JL              : - Déjà avant l'accord de Gouvernement. La diminution était donc sensible et quand on prend des chiffres comme ceux-là, on aboutissait à une diminution sur la législature, enfin, jusqu'en 2015, de l'ordre de 10%. J'ai déjà dit à l'époque qu'il ne fallait pas aller au-delà parce qu'il y a des gens qui voulaient faire du muscle, qui disaient, c'est pas assez, 15.000 en moins, etc. Vous avez des .. de foire, qui vous citent des chiffres extraordinaires.
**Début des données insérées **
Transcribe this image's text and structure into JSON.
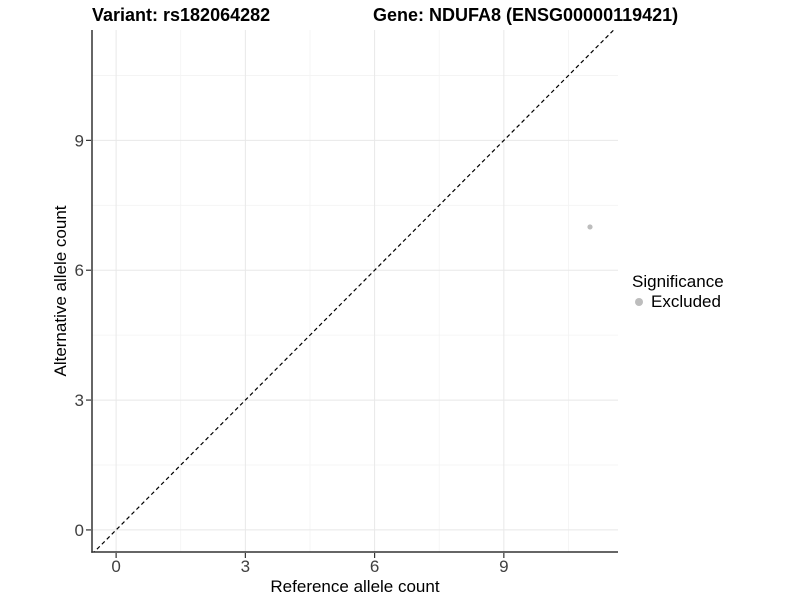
{
  "figure": {
    "title_left": "Variant: rs182064282",
    "title_right": "Gene: NDUFA8 (ENSG00000119421)"
  },
  "chart_data": {
    "type": "scatter",
    "title": "Variant: rs182064282 | Gene: NDUFA8 (ENSG00000119421)",
    "xlabel": "Reference allele count",
    "ylabel": "Alternative allele count",
    "xlim": [
      -0.56,
      11.65
    ],
    "ylim": [
      -0.51,
      11.55
    ],
    "x_breaks": [
      0,
      3,
      6,
      9
    ],
    "y_breaks": [
      0,
      3,
      6,
      9
    ],
    "x_minor_breaks": [
      1.5,
      4.5,
      7.5,
      10.5
    ],
    "y_minor_breaks": [
      1.5,
      4.5,
      7.5,
      10.5
    ],
    "grid": true,
    "series": [
      {
        "name": "Excluded",
        "color": "#bdbdbd",
        "points": [
          {
            "x": 11,
            "y": 7
          }
        ]
      }
    ],
    "reference_line": {
      "type": "identity",
      "style": "dashed",
      "color": "#000000"
    },
    "legend": {
      "title": "Significance",
      "position": "right",
      "items": [
        {
          "label": "Excluded",
          "color": "#bdbdbd"
        }
      ]
    },
    "colors": {
      "background": "#ffffff",
      "grid_major": "#e8e8e8",
      "grid_minor": "#f3f3f3",
      "axis_line": "#333333",
      "tick_text": "#404040",
      "point": "#bdbdbd"
    }
  }
}
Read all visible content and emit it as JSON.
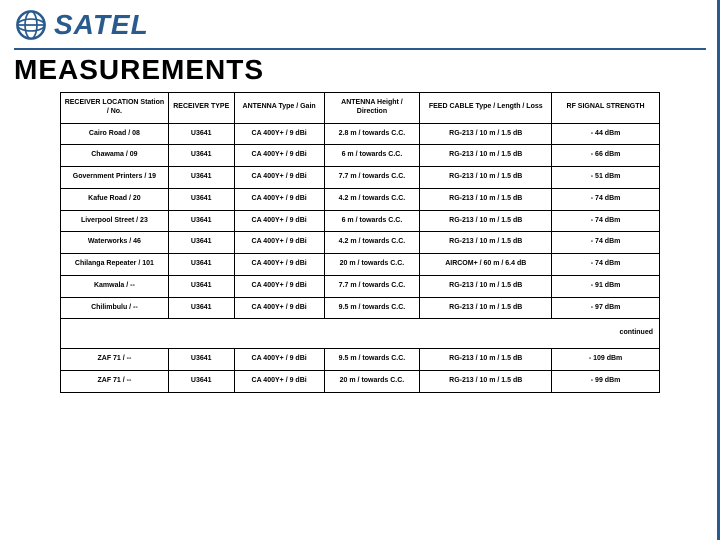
{
  "brand": "SATEL",
  "title": "MEASUREMENTS",
  "colors": {
    "brand_blue": "#2a5b8f",
    "text_black": "#000000",
    "background": "#ffffff"
  },
  "table": {
    "type": "table",
    "columns": [
      "RECEIVER LOCATION Station / No.",
      "RECEIVER TYPE",
      "ANTENNA Type / Gain",
      "ANTENNA Height / Direction",
      "FEED CABLE Type / Length / Loss",
      "RF SIGNAL STRENGTH"
    ],
    "column_widths_pct": [
      18,
      11,
      15,
      16,
      22,
      18
    ],
    "rows": [
      [
        "Cairo Road / 08",
        "U3641",
        "CA 400Y+ / 9 dBi",
        "2.8 m / towards C.C.",
        "RG-213 / 10 m / 1.5 dB",
        "- 44 dBm"
      ],
      [
        "Chawama / 09",
        "U3641",
        "CA 400Y+ / 9 dBi",
        "6 m / towards C.C.",
        "RG-213 / 10 m / 1.5 dB",
        "- 66 dBm"
      ],
      [
        "Government Printers / 19",
        "U3641",
        "CA 400Y+ / 9 dBi",
        "7.7 m / towards C.C.",
        "RG-213 / 10 m / 1.5 dB",
        "- 51 dBm"
      ],
      [
        "Kafue Road / 20",
        "U3641",
        "CA 400Y+ / 9 dBi",
        "4.2 m / towards C.C.",
        "RG-213 / 10 m / 1.5 dB",
        "- 74 dBm"
      ],
      [
        "Liverpool Street / 23",
        "U3641",
        "CA 400Y+ / 9 dBi",
        "6 m / towards C.C.",
        "RG-213 / 10 m / 1.5 dB",
        "- 74 dBm"
      ],
      [
        "Waterworks / 46",
        "U3641",
        "CA 400Y+ / 9 dBi",
        "4.2 m / towards C.C.",
        "RG-213 / 10 m / 1.5 dB",
        "- 74 dBm"
      ],
      [
        "Chilanga Repeater / 101",
        "U3641",
        "CA 400Y+ / 9 dBi",
        "20 m / towards C.C.",
        "AIRCOM+ / 60 m / 6.4 dB",
        "- 74 dBm"
      ],
      [
        "Kamwala / --",
        "U3641",
        "CA 400Y+ / 9 dBi",
        "7.7 m / towards C.C.",
        "RG-213 / 10 m / 1.5 dB",
        "- 91 dBm"
      ],
      [
        "Chilimbulu / --",
        "U3641",
        "CA 400Y+ / 9 dBi",
        "9.5 m / towards C.C.",
        "RG-213 / 10 m / 1.5 dB",
        "- 97 dBm"
      ]
    ],
    "continued_label": "continued",
    "rows_after": [
      [
        "ZAF 71 / --",
        "U3641",
        "CA 400Y+ / 9 dBi",
        "9.5 m / towards C.C.",
        "RG-213 / 10 m / 1.5 dB",
        "- 109 dBm"
      ],
      [
        "ZAF 71 / --",
        "U3641",
        "CA 400Y+ / 9 dBi",
        "20 m / towards C.C.",
        "RG-213 / 10 m / 1.5 dB",
        "- 99 dBm"
      ]
    ],
    "font_size_pt": 7,
    "border_color": "#000000"
  }
}
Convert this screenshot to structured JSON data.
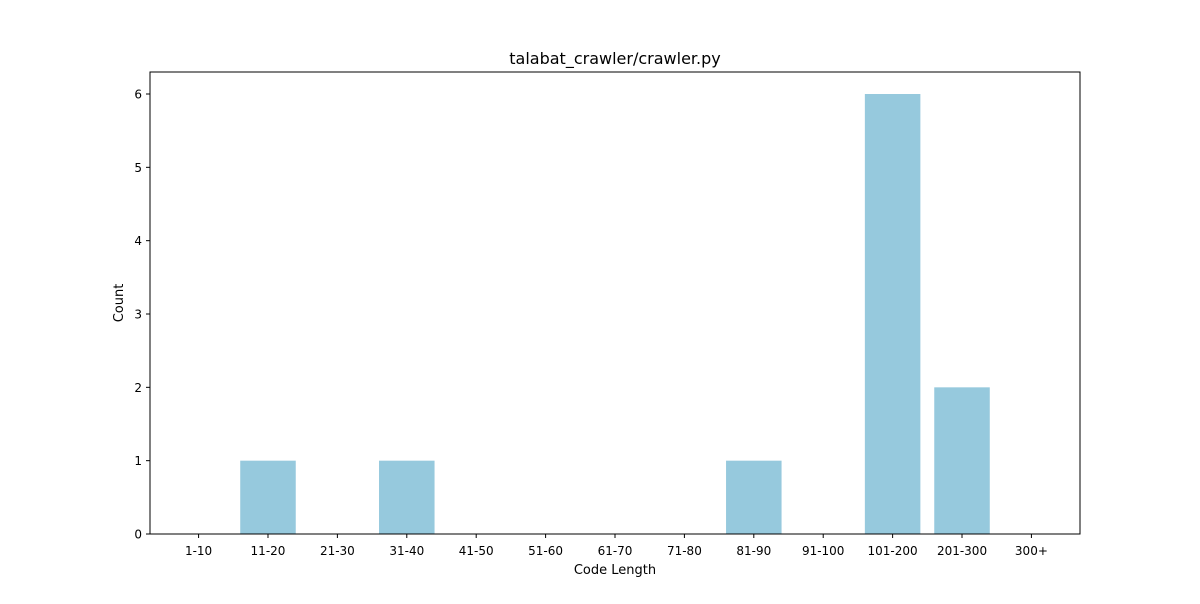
{
  "chart_data": {
    "type": "bar",
    "title": "talabat_crawler/crawler.py",
    "xlabel": "Code Length",
    "ylabel": "Count",
    "categories": [
      "1-10",
      "11-20",
      "21-30",
      "31-40",
      "41-50",
      "51-60",
      "61-70",
      "71-80",
      "81-90",
      "91-100",
      "101-200",
      "201-300",
      "300+"
    ],
    "values": [
      0,
      1,
      0,
      1,
      0,
      0,
      0,
      0,
      1,
      0,
      6,
      2,
      0
    ],
    "ylim": [
      0,
      6.3
    ],
    "yticks": [
      0,
      1,
      2,
      3,
      4,
      5,
      6
    ],
    "bar_color": "#96c9dd",
    "grid": false,
    "legend": "none"
  }
}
Moi, j'avais dit à l'époque, que les efforts étaient possibles mais qu'il ne fallait pas aller au-delà. Alors pour le moment, c'est paradoxal, mais la diminution du nombre de fonctionnaires, continue, mais,

BH             : - C'est-à-dire, il y en a de moins en moins qui partent à la retraite ou qui peuvent, oui ?

JL              : - Donc il y a, si vous voulez, le nombre, les 3%, ne vont pas être atteints, c'est tout à fait clair, pourquoi?

C'est l'histoire de celui qui a un petit sceau, une bassine d'eau et avec son petit sceau, il vide la bassine d'eau.  S'il ouvre le robinet au-dessus de la bassine d'eau, il va mettre du temps à vider la bassine.

BH             : - Oui, c'est ce qui se passe ; donc l'accord de Gouvernement de 3%, vous n'y croyez pas, quoi ? Cette réduction-là, ce n'est pas possible ?

JL              : - Mais pas à partir du moment où,

BH             : - C'est ce que dit d'ailleurs votre Ministre de tutelle, Hendrick Bogaert a dit qu'on n'y arriverait pas ?

JL              : - Pas à partir du moment où on remet des moyens et ça, c'est des décisions du Gouvernement par exemple sur la politique d'asile, vous verrez que dans quelques semaines, on devra en remettre pour les établissements pénitentiaires, c'est une certitude, donc à ce moment-là bien sûr que non. Cela dit, ne nous trompons pas, il y a, par exemple, dans mon Service Publique, PNO, depuis 2009, donc on est sur une période de 30 mois,  depuis décembre 2009, une période de 30 mois, le nombre d'équivalent de temps pleins, a baissé de 9%, donc c'est très significatif.

BH             : - Merci, Jacky Leroy. On vous retrouve tout à l'heure, donc à 8:35 heures pour toutes les questions que vous voulez poser sur la Fonction Publique Fédérale.